Western beauty standards demand slimmer figures than come naturally to many of us, turning the diet industry into kajillion-dollar empire. Today's dieters might hop on the keto craze or the paleo bandwagon or even try some intermittent fasting, but those options seem as tempting as a double cheeseburger compared to the fad diets of the past.
The Tapeworm Diet
Wouldn't it be nice if everything we wanted to eat just magically disappeared from our stomachs before it had a chance to be processed and stored as fat? That was the promise of one of the more disgusting fad diets of the early 1900s, the tapeworm diet. According to vintage advertisements promoting this weight loss technique, a dieter just had to swallow a pill containing a tapeworm egg that would hatch in their stomach and eat up all the food they did. This wasn't a gimmick to hawk placebos to a gullible populace—it actually worked. Of course, it was also outrageously dangerous. The tapeworm could grow up to 25 feet long and caused seizures, cysts, meningitis, anemia, blindness, and liver failure. You're much better off just choking down that salad.

The Chewing Diet
Around the same time people were swallowing tapeworms, Horace Fletcher advocated not swallowing at all. After being denied health insurance on the basis of his weight, he developed his own weight loss method that helped him lose 40 lbs. and earned him the odd nickname "The Great Masticator." What was his trick? Spitting out his food. According to Fletcher, chewing each bite of food 32 times before spitting it out extracted its beneficial nutrients but not the fat or sugars. It's more likely that he simply ingested a fraction of the entire food, fat and all, but his technique caught on after he published his 1903 booklet using the eyebrow-raising headline, "Nature will castigate those who don't masticate." It's a shame he didn't write poetry.

Liquid Diets
Dubious experts have been advising dieters to simply stop eating solid foods since the turn of the last millennia. After William the Conqueror grew too heavy to ride his favorite horse in 1085, he resolved to eat as little food as possible and staunch his hunger instead with copious amounts of liquor. He did indeed get back on his horse, but he died in a riding accident two years later, so it wasn't entirely in his best interest. In the 1800s, Lord Byron maintained his boyish figure by drinking vinegar, not just swallowing a few spoonfuls to suppress hunger (as some still practice) but chugging it to replace entire meals. Consuming that much vinegar has some unpleasant side effects, including abdominal cramping, diarrhea, and vomiting, so it's no SlimFast. Those side effects may be why historians believe Lord Byron was bulimic, though he clearly had some food issues.

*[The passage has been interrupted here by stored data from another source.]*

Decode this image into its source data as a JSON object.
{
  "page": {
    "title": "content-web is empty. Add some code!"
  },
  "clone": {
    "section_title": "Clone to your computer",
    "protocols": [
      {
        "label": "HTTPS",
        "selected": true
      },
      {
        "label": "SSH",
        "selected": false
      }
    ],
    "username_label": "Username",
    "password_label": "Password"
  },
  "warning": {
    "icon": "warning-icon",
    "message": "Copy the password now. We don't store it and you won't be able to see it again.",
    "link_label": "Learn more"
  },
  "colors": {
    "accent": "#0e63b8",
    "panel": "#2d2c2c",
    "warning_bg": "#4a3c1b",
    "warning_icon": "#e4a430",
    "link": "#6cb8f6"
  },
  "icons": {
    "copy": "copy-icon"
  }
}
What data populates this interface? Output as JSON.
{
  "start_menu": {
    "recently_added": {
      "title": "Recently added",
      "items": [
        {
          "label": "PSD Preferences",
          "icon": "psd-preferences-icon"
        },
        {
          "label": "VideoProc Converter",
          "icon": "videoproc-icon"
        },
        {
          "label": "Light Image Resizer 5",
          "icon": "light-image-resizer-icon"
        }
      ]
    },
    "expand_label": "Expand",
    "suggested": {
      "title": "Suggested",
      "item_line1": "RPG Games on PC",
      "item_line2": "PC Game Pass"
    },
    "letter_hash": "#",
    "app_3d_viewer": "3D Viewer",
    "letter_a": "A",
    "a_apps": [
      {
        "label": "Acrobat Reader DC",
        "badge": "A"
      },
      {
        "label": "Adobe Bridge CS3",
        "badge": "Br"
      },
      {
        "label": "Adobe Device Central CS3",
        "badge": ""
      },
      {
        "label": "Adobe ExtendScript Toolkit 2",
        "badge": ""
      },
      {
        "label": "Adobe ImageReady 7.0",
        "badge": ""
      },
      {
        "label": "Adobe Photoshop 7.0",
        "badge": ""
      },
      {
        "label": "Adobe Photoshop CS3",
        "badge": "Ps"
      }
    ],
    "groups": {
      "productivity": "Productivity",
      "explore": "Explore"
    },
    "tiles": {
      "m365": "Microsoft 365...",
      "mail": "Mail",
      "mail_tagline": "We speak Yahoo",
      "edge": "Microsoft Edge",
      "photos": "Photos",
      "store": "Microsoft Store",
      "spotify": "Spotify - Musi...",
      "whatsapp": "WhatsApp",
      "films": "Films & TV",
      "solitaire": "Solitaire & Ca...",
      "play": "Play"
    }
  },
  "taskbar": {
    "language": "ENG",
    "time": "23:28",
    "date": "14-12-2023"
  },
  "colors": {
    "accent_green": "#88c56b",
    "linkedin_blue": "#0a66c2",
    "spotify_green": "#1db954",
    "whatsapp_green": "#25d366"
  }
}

These days, dieters are more likely to turn to juice diets, the so-called "master cleanse" (a period of consuming nothing but a mixture of lemon juice, water, maple syrup, and cayenne pepper first promoted in 1941), or the cabbage soup diet. The latter is fairly recent, dating back to only the 1980s, and proscribes eating virtually nothing but cabbage soup, which contains few calories but—as anyone who's spent time around an adherent knows—produces lots of gas in the digestive system to make the dieter feel fuller. They're only allowed to eat limited amounts of specific other foods, like raw vegetables and fresh fruit. Some people call the cabbage soup diet the "Dolly Parton diet" because the buxom singer relies on it to keep her tiny waist, but this is one of the few instances when you probably don't want to model your life after Dolly's.